METİN'DEN İTİRAZ VE ŞİKAYET RAPORU
İl Başkan Yardımcısı avukat Esin Doğan Metin referandumun eşit olmayan koşullarda yapıldığını öne sürdü. Metin, devletin tüm imkanlarının evet propagandası için kullandığını söyledi. Metin, referandum esnasında sandık başlarında ve oy sayımı esnasında yaşanan sıkıntıları şöyle aktardı;
“Saat 07.00 saatinden itibaren belli sıkıntılar yaşanmaya başlamıştır. Bir kısım devlet görevlilerinin iktidar yanlısı tavırları İzmir de de oylama işlemine gölge düşürmüştür. AKP tarafından önerilen ve kura sonucu sandık kurulu başkanı olarak atanan bir kısım Sandık Kurulu başkanları 08.00’dan itibaren partili müşahitlerimizi Sandık çevresine almamışlar, oy kullanılan sınıflardan ve salonlardan zorla çıkartmışlardır. İzmir’in her ilçesinden bu konuda şikayetler tarafımıza ulaşmış olup avukat arkadaşlarımızın yaptığı müdahaleler ile bu sorun aşılmış ve müşahitlerimizin sandık çevresine girişi sağlanmıştır. Bu zorluk sayım ve döküm esnasında da kendisini göstermiş olup bir çok avukat arkadaşımızca Sandık Kurulu başkanlarına gerek genelge ve gerekse de yasa maddeleri tekrar tekrar hatırlatılarak, yapılan uygulamanın hukuk dışı olduğu ve seçim suçu oluşturduğu belirtilerek müşahitlerimiz sayım ve döküm işlemine dahil edilmiştir. Torbaların ilçe seçim kurullarına götürülmesi ve teslimi anında da gerek Sandık Başkanlarının ve gerekse de kolluk kuvvetlerinin engellemeleri ile karşılaşılmıştır. 298 sayılı yasa 107 maddesi ile 135/1 sayılı genelgenin 47. Maddesine aykırı olarak Sandık Kurulu Başkanları partili üyemizin çuvalların teslimi esnasında kendilerine refakat etmelerini engellemeye çalışmışlar ve hatta bazı sandıklarda güvenlik kuvvetleri tarafından İzmir Emniyet Müdürlüğünün bu husus da talimatı var çuvalları Sandık Kurulu Başkanları yalnız teslim edecek denerek müşahit ve kurul üyelerimizin araçlara binmesini engellemişlerdir. Bu konu ile ilgili olarak tarafımıza çok sayıda şikayet iletilmiş olup anında müdahale edilerek oy çuvallarının yalnız teslimi engellenmiştir. Oy sayım ve döküm esnasında geçerli olan Hayır oyları geçersiz kılınmaya çalışılmış olup partili üye, müşahitler ile duyarlı İzmir seçmeninin itirazları doğrultusunda bu oylarımızın geçerli kılınması için gerekli müdahaleler yapılmıştır. Hala geçerli olmasına rağmen sonuç tutanaklarına geçersiz oy olarak yansıyan Hayır oylarımız bulunmakta olup bu sandıklar il ve ilçelerde ki Komisyonlarımızca tespit edilmiş ve bu sandıklara itirazlarımız ilçe başkanlıklarımızca yapılmaktadır. Ayrıca Sandık Kurullarının hatalı işlemleri neticesinde geçersiz kılınan hayır oyları da bulunmakta olup yapılan hatanın Sandık Kurulundan kaynaklı olduğunu belirterek, bu hususa ilişkin tutanak tutulan Sandıklarda bu oylarımızın da geçerli kılınması için müracaatlarımız yapılmıştır.”
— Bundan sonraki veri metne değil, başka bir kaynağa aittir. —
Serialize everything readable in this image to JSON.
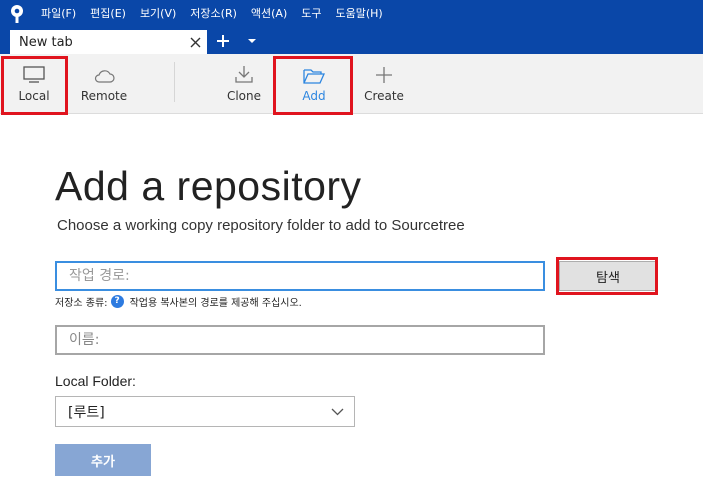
{
  "menubar": {
    "items": [
      "파일(F)",
      "편집(E)",
      "보기(V)",
      "저장소(R)",
      "액션(A)",
      "도구",
      "도움말(H)"
    ]
  },
  "tabs": {
    "active_label": "New tab"
  },
  "toolbar": {
    "local_label": "Local",
    "remote_label": "Remote",
    "clone_label": "Clone",
    "add_label": "Add",
    "create_label": "Create"
  },
  "main": {
    "title": "Add a repository",
    "subtitle": "Choose a working copy repository folder to add to Sourcetree",
    "path_placeholder": "작업 경로:",
    "browse_label": "탐색",
    "repo_type_label": "저장소 종류:",
    "repo_type_help": "?",
    "repo_type_hint": "작업용 복사본의 경로를 제공해 주십시오.",
    "name_placeholder": "이름:",
    "local_folder_label": "Local Folder:",
    "local_folder_value": "[루트]",
    "add_button": "추가"
  },
  "colors": {
    "titlebar": "#0a47a8",
    "accent": "#2d86e0",
    "highlight": "#e0141e",
    "add_button": "#87a6d4"
  },
  "icons": {
    "logo": "sourcetree-logo-icon",
    "tab_close": "close-icon",
    "new_tab": "plus-icon",
    "tab_menu": "chevron-down-icon",
    "local": "monitor-icon",
    "remote": "cloud-icon",
    "clone": "download-icon",
    "add": "folder-open-icon",
    "create": "plus-icon",
    "help": "question-icon",
    "folder_select": "chevron-down-icon"
  }
}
HAKLARIMIZI SONUNA KADAR KULLANACAĞIZ
Metin, il başkanlığına gelen diğer şikayetleri şu sözlerle anlattı;
“Oy pusulalarına ve zarflarına sandık mührünün vurulmamış olması , Gizli sayım yapılmaya çalışılması , Sandıkların sandık alanı dışarısına çıkarıldığı , Sandık Kurulu başkanlarının seçmene taraflı davranarak yönlendirmek istediği , Tercih mührü yerine Evet mührü kullandırıldığı , seçmenlere yanlış yere imza attırılmak sureti ile bir kısım seçmenin oy kullanmasının engellendiği , mükerrer oy kullanma girişimlerinin olduğuna yöneliktir. Bize ulaşan tüm şikayetlere anında müdahale yapılmıştır. İzmir de yoğun bir şekilde bizleri baskılamaya çalışsalar da bizler gerek partili seçim kurulu üyelerimiz, müşahitlerimiz ve cesur, fedakar avukat ve hukukçularımız, aynı zamanda duyarlı İzmir halkının destekleri ile bu baskıyı kırdık. Referandum oylaması OHAL sürecinde ve eşit olmayan koşullarda iktidarın baskısı altında ve sürecin kontrolü tek bir tarafa ait olarak adil olmayan koşullarda yapılmıştır. Kimse bu referandum meşrudur diyemez. Referandum sonuçları yapılan tüm müdahaleler kapsamında gayri meşrudur. Bu yönüyle de gerek Genel Merkezimiz ve gerekse de Tüm Türkiye de il ve ilçe örgütlerimiz sonuçlara itiraz ederek Demokratik haklarımızı sonuna kadar kullanacağız.”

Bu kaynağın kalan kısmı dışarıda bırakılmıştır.